Your eye works a lot like a camera. Light rays focus through your cornea and lens onto the retina, a layer of light-sensitive cells at the back of the eye. Similar to photographic film, the retina allows the image to be “seen” by the brain.
Over time, the lens can become cloudy, preventing a sharp focus. The loss of transparency may be so mild that vision is barely affected, or it can be so severe that no shapes or movements can be detected, only light from dark. When the lens becomes cloudy enough to obstruct vision to any significant degree, it is called a cataract. Eyeglasses or contact lenses can often correct slight refractive errors caused by early cataracts, but they cannot sharpen your vision with more advanced cataracts.
The most common cause of cataract is aging. Other causes include trauma, medications such as steroids, systemic diseases such as diabetes, and prolonged exposure to ultraviolet light. Occasionally, babies are born with a cataract.
Cataracts typically develop slowly and progressively, causing a gradual and painless decrease in vision. Other changes you might experience include blurry vision; glare, particularly at night; frequent changes in your eyeglass prescription; a decrease in color intensity; a yellowing of images; and double vision.
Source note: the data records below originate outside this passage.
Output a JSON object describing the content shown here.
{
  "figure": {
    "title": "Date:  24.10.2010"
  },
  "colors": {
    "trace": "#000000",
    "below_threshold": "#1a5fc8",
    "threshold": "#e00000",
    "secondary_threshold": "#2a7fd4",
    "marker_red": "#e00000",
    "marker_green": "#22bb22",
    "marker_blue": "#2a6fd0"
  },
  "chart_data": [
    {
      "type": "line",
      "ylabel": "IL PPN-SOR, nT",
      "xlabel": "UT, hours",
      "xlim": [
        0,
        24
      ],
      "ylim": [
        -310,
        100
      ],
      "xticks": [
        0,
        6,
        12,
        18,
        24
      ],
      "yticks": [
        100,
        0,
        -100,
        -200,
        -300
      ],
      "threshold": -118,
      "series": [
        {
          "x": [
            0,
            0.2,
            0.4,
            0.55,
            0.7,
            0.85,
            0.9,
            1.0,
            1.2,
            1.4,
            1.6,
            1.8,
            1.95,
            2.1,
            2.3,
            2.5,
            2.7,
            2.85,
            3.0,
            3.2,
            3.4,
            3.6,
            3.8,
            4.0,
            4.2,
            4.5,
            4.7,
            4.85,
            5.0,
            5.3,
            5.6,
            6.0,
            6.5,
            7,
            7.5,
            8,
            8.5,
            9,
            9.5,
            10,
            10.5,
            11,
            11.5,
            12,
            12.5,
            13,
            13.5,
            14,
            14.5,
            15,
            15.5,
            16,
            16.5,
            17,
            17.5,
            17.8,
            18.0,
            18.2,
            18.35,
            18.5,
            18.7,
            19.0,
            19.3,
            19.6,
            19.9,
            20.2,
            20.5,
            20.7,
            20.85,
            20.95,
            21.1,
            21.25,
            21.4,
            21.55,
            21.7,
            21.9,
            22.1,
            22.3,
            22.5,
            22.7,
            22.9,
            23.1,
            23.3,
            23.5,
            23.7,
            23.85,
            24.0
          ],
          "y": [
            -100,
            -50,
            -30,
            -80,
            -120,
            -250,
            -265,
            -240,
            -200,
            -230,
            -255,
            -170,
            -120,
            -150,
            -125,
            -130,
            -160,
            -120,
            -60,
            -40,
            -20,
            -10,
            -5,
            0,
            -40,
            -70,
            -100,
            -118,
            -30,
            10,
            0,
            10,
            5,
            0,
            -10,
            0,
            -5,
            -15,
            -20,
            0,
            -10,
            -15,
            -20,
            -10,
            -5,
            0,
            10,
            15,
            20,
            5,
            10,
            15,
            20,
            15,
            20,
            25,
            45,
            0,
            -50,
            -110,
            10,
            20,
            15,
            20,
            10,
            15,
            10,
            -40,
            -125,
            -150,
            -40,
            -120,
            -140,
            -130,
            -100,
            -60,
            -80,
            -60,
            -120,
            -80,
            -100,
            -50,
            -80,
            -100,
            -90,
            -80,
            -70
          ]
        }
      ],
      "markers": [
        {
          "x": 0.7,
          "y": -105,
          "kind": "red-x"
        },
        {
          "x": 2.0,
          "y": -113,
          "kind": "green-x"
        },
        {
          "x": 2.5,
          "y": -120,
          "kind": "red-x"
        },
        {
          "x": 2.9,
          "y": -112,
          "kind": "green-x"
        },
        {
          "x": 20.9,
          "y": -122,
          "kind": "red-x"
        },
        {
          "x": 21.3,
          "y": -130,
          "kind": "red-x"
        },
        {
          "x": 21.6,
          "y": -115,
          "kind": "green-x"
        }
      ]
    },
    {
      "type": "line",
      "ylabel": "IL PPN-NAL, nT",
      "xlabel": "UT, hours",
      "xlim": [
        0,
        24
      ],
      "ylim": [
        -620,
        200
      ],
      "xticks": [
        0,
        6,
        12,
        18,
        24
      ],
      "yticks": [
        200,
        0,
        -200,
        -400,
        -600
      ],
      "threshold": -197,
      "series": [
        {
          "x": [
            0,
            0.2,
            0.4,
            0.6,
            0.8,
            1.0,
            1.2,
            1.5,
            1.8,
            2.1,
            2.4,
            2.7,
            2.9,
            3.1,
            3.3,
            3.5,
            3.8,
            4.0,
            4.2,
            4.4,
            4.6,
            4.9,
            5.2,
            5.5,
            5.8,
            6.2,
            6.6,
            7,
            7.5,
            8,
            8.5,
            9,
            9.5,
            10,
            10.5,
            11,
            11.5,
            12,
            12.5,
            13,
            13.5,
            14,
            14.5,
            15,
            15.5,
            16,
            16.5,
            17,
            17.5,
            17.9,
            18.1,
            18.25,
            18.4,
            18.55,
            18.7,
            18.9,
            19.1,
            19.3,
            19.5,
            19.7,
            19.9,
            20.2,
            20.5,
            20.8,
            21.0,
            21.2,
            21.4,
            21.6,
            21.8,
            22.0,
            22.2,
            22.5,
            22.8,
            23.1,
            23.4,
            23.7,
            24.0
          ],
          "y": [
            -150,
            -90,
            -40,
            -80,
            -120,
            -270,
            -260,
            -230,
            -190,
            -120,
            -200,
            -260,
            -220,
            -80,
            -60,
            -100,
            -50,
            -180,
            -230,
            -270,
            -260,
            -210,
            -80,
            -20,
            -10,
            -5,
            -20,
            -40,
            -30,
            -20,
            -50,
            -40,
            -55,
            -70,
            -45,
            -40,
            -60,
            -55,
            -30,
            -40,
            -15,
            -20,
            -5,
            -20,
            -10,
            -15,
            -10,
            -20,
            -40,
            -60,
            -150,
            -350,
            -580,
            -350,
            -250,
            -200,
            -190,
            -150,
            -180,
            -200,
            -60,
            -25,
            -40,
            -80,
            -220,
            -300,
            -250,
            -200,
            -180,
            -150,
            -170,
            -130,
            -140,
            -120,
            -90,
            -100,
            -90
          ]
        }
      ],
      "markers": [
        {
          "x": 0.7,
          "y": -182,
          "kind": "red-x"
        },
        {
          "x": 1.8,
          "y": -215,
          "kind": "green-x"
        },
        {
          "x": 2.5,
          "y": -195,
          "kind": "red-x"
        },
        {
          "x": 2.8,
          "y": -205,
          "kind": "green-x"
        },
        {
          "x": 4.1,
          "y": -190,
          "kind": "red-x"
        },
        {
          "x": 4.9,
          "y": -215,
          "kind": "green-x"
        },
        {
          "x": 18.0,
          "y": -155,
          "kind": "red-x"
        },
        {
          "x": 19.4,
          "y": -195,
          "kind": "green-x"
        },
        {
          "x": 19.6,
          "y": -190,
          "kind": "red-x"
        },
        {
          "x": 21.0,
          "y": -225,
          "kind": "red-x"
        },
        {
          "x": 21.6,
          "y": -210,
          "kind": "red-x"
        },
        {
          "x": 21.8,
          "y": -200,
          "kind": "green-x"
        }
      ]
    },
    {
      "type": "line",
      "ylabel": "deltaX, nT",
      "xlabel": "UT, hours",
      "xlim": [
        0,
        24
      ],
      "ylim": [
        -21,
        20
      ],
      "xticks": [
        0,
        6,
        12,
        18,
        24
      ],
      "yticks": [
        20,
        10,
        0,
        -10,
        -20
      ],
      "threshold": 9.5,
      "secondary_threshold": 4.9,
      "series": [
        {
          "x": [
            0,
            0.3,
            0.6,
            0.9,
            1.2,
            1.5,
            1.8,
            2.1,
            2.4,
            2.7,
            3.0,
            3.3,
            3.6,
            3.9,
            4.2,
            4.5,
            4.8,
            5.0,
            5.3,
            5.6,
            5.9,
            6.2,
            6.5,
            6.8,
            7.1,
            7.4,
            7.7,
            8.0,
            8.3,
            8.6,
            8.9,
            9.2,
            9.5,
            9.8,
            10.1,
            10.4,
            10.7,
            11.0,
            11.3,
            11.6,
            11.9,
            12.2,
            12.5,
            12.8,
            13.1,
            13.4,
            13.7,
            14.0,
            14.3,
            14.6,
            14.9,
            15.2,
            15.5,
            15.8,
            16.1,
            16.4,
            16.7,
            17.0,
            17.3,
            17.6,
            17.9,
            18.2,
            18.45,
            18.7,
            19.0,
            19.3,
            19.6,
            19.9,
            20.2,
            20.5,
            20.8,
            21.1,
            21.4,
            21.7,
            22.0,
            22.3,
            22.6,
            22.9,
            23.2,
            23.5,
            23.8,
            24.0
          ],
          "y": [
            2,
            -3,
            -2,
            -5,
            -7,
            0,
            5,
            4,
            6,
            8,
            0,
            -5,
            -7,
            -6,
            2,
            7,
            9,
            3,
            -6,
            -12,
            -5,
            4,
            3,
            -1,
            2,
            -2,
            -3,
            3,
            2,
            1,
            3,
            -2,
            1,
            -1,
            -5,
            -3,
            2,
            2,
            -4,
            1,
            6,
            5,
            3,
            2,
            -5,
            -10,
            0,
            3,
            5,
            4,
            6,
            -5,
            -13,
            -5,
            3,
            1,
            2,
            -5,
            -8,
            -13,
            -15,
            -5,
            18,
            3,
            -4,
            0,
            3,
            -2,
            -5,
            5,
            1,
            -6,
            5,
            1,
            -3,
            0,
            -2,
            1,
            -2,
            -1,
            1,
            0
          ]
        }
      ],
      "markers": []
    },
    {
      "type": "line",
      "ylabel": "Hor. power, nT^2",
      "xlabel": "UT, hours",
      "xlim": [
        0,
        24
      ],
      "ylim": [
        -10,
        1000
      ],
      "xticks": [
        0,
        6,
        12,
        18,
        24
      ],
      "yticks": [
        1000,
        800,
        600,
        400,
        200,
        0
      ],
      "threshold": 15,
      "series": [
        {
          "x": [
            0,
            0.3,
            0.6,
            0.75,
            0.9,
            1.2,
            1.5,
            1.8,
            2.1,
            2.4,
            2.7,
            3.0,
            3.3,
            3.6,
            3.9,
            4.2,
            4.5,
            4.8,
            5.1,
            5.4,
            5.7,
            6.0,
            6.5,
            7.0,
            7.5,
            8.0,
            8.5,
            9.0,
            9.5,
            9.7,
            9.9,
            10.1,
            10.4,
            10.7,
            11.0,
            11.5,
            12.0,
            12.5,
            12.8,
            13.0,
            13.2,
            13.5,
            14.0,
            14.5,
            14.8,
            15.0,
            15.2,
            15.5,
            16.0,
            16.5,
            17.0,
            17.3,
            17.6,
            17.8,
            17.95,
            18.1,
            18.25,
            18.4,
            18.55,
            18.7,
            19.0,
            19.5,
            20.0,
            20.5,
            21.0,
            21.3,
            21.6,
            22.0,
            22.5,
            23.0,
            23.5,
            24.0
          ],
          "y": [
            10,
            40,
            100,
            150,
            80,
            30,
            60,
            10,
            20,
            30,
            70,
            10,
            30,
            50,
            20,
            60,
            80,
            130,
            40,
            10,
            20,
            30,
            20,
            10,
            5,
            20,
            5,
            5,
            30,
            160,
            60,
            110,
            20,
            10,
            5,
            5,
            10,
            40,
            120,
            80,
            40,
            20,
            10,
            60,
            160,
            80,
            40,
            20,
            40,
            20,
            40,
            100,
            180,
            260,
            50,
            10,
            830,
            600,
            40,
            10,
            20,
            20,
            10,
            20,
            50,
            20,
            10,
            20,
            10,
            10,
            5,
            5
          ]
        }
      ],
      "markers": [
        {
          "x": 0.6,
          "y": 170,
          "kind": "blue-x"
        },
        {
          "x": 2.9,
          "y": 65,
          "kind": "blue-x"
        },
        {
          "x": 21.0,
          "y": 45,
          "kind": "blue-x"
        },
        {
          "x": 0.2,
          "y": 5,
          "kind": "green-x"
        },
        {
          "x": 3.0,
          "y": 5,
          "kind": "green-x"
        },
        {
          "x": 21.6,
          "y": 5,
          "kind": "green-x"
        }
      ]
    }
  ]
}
As the eye’s natural lens gets denser, farsighted (presbyopic) people, who have difficulty focusing up close can experience improved near vision and become less dependent on reading glasses. However, nearsighted (myopic) people become more nearsighted, causing a worsening in their distance vision. Some kinds of cataracts affect distance vision more than reading vision. For others the opposite applies.
Reducing your exposure to ultraviolet light by wearing a wide-brimmed hat and sunglasses may reduce your risk for developing a cataract, but once one has developed, there is no cure except to have the cataract surgically removed. The time to have cataract surgery is when the cataract is affecting your vision enough to interfere with your normal lifestyle.